Sedangkan ushul fiqh itu suatu kegiatan mengistinbathkan hukum berdasarkan Al-Qur’an dan As-Sunnah, maka untuk memanfaatkan Ushul Fiqh guna mengistinbathkan hukum syara’ harus memahami Al-Qur’an dan As-Sunnah itu untuk memahaminya tentu menggunakan bahasa Arab dan ilmu lain yang terkait dengan Bahasa Arab, misalnya ilmu mantiq, balaghoh, maupun nahwu shorofnya.[4]
a.    Balaghah
            Secara etimologi, balaghah ialah sampai atau mencapai. Dalam bahasa Arab sering diucapkan:
الركب المدينهبلغ : Rombongan kafilah telah sampai di kota.
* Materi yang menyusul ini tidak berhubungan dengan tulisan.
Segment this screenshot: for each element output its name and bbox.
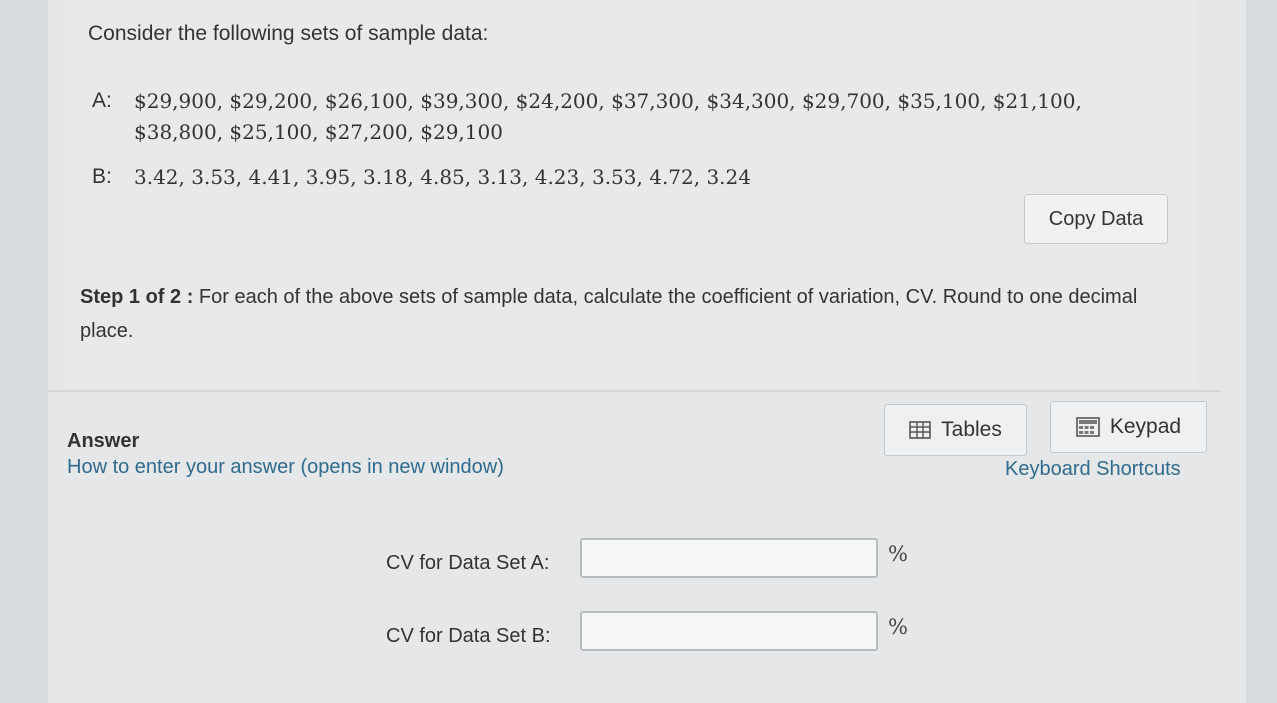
keypad-button[interactable]: Keypad <box>1050 401 1207 453</box>
cv-b-input[interactable] <box>580 611 878 651</box>
cv-b-label: CV for Data Set B: <box>386 625 551 647</box>
tables-button-label: Tables <box>941 418 1002 441</box>
cv-b-percent-unit: % <box>888 615 908 639</box>
dataset-a-label: A: <box>92 89 112 112</box>
cv-a-label: CV for Data Set A: <box>386 552 550 574</box>
step-text: For each of the above sets of sample dat… <box>80 286 1138 342</box>
question-intro: Consider the following sets of sample da… <box>88 22 489 45</box>
step-counter: Step 1 of 2 : <box>80 286 194 308</box>
how-to-enter-answer-link[interactable]: How to enter your answer (opens in new w… <box>67 456 504 479</box>
copy-data-button[interactable]: Copy Data <box>1024 194 1168 244</box>
dataset-a-values-line1: $29,900, $29,200, $26,100, $39,300, $24,… <box>134 89 1082 113</box>
cv-a-input[interactable] <box>580 538 878 578</box>
step-instructions: Step 1 of 2 : For each of the above sets… <box>80 280 1180 348</box>
keypad-button-label: Keypad <box>1109 415 1182 438</box>
keypad-icon <box>1076 417 1100 437</box>
table-grid-icon <box>909 421 931 439</box>
keyboard-shortcuts-link[interactable]: Keyboard Shortcuts <box>1005 458 1181 481</box>
dataset-b-values: 3.42, 3.53, 4.41, 3.95, 3.18, 4.85, 3.13… <box>134 165 751 189</box>
cv-a-percent-unit: % <box>888 542 908 566</box>
dataset-a-values-line2: $38,800, $25,100, $27,200, $29,100 <box>134 120 503 144</box>
tables-button[interactable]: Tables <box>884 404 1027 456</box>
dataset-b-label: B: <box>92 165 112 188</box>
answer-heading: Answer <box>67 430 140 452</box>
section-divider <box>48 390 1220 392</box>
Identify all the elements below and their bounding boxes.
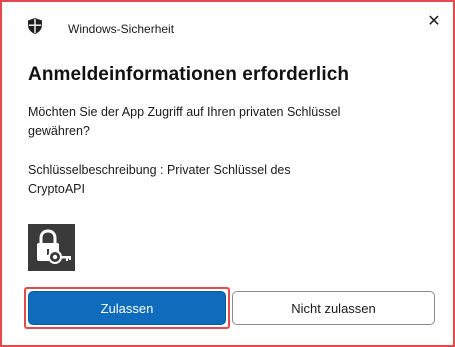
message-line: gewähren? [28,124,90,138]
window-title: Windows-Sicherheit [68,22,175,36]
message-line: Möchten Sie der App Zugriff auf Ihren pr… [28,105,341,119]
title-bar: Windows-Sicherheit ✕ [2,2,453,46]
dialog-message: Möchten Sie der App Zugriff auf Ihren pr… [28,103,428,141]
dialog-window: Windows-Sicherheit ✕ Anmeldeinformatione… [0,0,455,347]
dialog-heading: Anmeldeinformationen erforderlich [28,64,350,85]
description-line: CryptoAPI [28,182,85,196]
close-button[interactable]: ✕ [423,10,445,32]
allow-button[interactable]: Zulassen [28,291,226,325]
deny-button[interactable]: Nicht zulassen [232,291,435,325]
description-line: Schlüsselbeschreibung : Privater Schlüss… [28,163,291,177]
close-icon: ✕ [427,13,441,30]
lock-key-icon [37,229,71,264]
shield-icon [28,18,42,34]
credential-tile [28,224,75,271]
key-description: Schlüsselbeschreibung : Privater Schlüss… [28,161,428,199]
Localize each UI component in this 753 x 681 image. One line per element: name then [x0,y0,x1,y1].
     بلغ فلان مراده : Fulan telah mencapai maksudnya.
Dalam pengertian terminologi dikatakan bahwa, balaghoh menjadi sifat bagi kalimat (الكلام) dan pembicara atau orang yang berkata (المتكلم), sehingga dikatakan  كلام بليغdan متكلم بليغ. Tidak menjadi sifat bagi kata sebab memang tidak didengar ketentuannya.
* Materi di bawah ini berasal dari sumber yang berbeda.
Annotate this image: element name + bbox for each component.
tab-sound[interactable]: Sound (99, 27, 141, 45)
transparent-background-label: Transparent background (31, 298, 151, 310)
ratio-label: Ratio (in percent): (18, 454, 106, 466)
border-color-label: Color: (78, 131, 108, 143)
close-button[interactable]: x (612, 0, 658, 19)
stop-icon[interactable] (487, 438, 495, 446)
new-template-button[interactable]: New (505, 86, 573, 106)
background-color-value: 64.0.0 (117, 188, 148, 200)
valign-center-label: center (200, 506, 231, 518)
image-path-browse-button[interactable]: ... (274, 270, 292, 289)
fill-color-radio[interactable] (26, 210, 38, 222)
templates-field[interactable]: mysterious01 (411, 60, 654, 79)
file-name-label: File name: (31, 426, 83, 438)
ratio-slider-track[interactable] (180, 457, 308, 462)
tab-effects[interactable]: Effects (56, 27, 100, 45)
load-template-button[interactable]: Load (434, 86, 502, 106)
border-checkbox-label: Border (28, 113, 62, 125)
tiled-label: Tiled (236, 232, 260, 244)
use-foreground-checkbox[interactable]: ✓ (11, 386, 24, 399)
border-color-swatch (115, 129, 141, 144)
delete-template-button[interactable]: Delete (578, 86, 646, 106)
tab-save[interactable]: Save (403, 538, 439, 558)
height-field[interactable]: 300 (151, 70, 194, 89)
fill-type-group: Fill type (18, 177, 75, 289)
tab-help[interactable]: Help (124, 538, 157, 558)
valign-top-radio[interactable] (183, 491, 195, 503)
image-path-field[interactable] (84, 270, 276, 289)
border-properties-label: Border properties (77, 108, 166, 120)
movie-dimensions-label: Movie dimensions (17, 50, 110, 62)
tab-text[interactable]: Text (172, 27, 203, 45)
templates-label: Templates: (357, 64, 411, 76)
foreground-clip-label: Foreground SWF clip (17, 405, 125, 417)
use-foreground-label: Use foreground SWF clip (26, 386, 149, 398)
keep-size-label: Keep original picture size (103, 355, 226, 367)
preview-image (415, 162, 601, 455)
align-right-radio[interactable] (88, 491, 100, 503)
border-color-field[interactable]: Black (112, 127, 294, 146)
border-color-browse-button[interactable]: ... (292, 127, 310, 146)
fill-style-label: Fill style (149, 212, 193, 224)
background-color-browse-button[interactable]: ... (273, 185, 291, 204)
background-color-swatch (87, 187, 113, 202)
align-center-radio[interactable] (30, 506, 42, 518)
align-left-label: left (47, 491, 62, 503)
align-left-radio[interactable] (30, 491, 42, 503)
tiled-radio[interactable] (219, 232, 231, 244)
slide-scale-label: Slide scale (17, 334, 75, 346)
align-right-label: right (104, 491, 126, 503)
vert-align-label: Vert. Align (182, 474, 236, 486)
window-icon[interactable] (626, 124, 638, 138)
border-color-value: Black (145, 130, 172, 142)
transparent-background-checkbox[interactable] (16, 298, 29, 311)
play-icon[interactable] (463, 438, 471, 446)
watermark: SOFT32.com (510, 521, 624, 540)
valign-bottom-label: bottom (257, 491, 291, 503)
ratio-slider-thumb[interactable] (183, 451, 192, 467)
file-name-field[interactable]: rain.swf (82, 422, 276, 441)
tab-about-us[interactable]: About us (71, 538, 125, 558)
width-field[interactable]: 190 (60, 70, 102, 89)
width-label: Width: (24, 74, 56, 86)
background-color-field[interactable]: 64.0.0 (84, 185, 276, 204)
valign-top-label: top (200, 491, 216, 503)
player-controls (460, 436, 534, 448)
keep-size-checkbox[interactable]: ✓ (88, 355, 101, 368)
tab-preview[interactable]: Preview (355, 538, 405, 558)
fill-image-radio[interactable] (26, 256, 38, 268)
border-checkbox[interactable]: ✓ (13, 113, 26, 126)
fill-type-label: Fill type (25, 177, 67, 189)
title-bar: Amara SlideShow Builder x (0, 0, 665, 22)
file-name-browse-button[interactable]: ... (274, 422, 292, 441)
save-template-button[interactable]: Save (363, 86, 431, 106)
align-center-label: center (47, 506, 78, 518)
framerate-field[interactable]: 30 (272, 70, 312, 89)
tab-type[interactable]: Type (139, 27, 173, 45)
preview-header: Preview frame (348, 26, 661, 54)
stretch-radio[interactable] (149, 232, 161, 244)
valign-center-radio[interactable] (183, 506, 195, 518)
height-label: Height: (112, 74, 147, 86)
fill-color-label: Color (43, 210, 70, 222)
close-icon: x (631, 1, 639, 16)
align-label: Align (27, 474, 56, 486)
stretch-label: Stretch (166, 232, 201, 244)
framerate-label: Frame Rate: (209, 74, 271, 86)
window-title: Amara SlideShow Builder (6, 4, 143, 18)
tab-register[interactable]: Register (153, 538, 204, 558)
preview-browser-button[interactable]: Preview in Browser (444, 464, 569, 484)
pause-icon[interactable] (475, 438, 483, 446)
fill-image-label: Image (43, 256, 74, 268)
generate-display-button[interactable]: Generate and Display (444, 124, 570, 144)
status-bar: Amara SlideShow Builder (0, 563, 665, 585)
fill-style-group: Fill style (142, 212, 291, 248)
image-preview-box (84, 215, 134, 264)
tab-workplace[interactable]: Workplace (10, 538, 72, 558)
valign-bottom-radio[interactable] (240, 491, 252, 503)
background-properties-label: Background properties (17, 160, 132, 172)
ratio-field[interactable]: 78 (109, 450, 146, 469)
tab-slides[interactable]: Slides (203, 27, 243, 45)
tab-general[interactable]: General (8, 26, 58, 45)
Kalimat yang baligh ialah kalimat yang sesuai dengan kondisi khitab dan lafaz-lafaznya telah fasih, baik kata-kata ataupun kalimat-kalimatnya.
Balaghah pembicara ialah kemampuan yang ada dihati yang dengan kemampuan itu dapat disusun kalimat yang baligh yang sesuai dengan kontekstual, bersama itu kalimat tersebut telah fasih dalam segala makna yang dituju.[5]
b.    Nahwu
            Pengertian isim, secara harfiah berarti sama. Sedangkan menurut istilah, isim adalah semua jenis benda atau segala sesuatu yang dikategorikan benda, baik benda mati maupun benda hidup, tanpa ada kaitannya dengan waktu, atau kata yang digunakan sebagai nama untuk manusia, hewan, tumbuhan, benda mati, dan lain-lain.
            Pengertian fi’il, fi’il adalah kata yang menunjukkan arti pekerjaan atau peristiwa yang terjadi pada waktu tertentu, baik dimasa lampau, sekarang atau yang akan datang. Pengertian fi’il hampir sama atau identik dengan istilah kata kerja dalam bahasa Indonesia. Namun demikian, fi’il ini sangat erat hubungannya dengan waktu, seperti halnya kata kerja dalam kata bagasa inggris yang juga lekat dengan waktu pelaksanaanya.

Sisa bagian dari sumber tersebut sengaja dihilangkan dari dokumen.